Kendi dönemlerine iyi teşhis koyup gereğini iyi yapabilenlere...
Örneğin...
- DP döneminin Dışişleri Bakanı Fatin Rüştü Zorlu'nun Türk kesimine eşit haklar tanıyan ve Türkiye'nin garantörlüğünü öngören 1960 Londra ve Zürih anlaşmalarını hayata geçirmesi...
- Kıbrıs'ta Rumların kan akıtmaya başladıkları zaman, dönemin Başbakanı İsmet İnönü'nün "sınırlı polis müdahalesi" söylemiyle Türk jetlerine, Kuzey Kıbrıs mevzilerini bombardıman komutu... (TSK'nın garantör devlet olarak ilk silahlı müdahalesi budur. İkincisinin yolunu açmıştır.)
- Soydaşlar boğazlanırken, Denktaş, Ankara'da kaldığı 5 yıldızlı oteli bırakmış, bir gece yarısı lastik botla Akdeniz'in karanlık sularında, Rum çemberinden sızarak lastik botla ada kayalıklarına çıkmıştır.
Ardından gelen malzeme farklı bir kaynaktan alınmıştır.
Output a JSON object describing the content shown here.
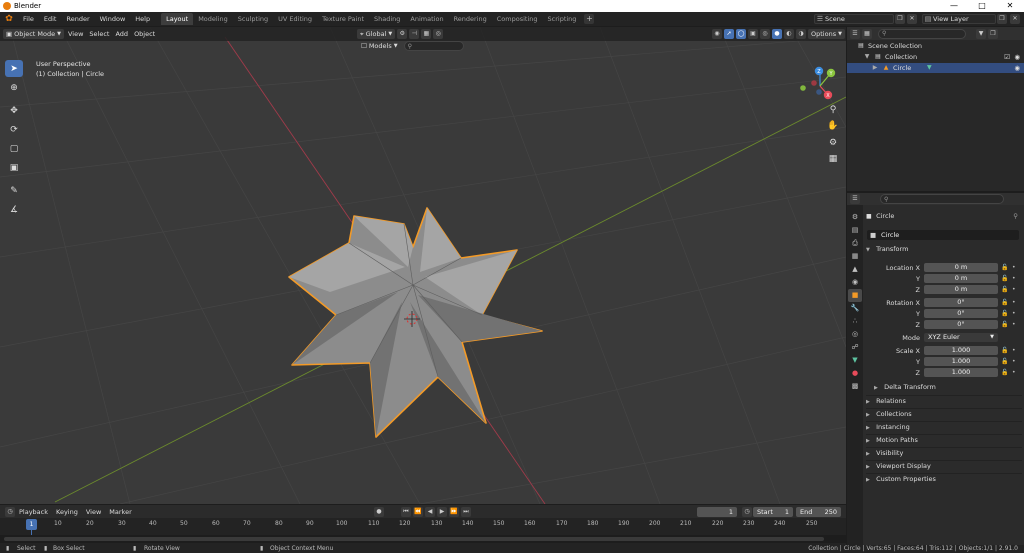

- 1974'te dönemin Başbakanı Ecevit, Kıbrıs'a Barış Harekatı'nı başlatmıştır. Cumhuriyet'in sınır ötesinde ilk savaşıdır bu.
.....
O yıldan sonra, "Kıbrıs'a elini uzatanın parmakları yanar" gibi "dibi midye tutmuş durgun siyasetten" ilk kez farklı adım atabilen - başka alanlardaki eleştiri hakkımızı saklı tutuyoruz - Başbakan Erdoğan'dır.
Türkiye, AB yol haritasındaki ipoteği nihayet çözmekte...
Adadaki Türkleri, KKTC vatandaşlığı şemsiyesinin saklayamadığı - hukuki deyimiyle "haymatlos" - yani "vatansız" statüsünden çıkaran ve onlara AB yurttaşlığı öngören çözümü sunmakta...
.....
Medya, her iktidara sağduyu rüzgarını vermiştir... Ama ancak "azı" sert havalarda yelken açmak, cesaretini gösterebilmiştir.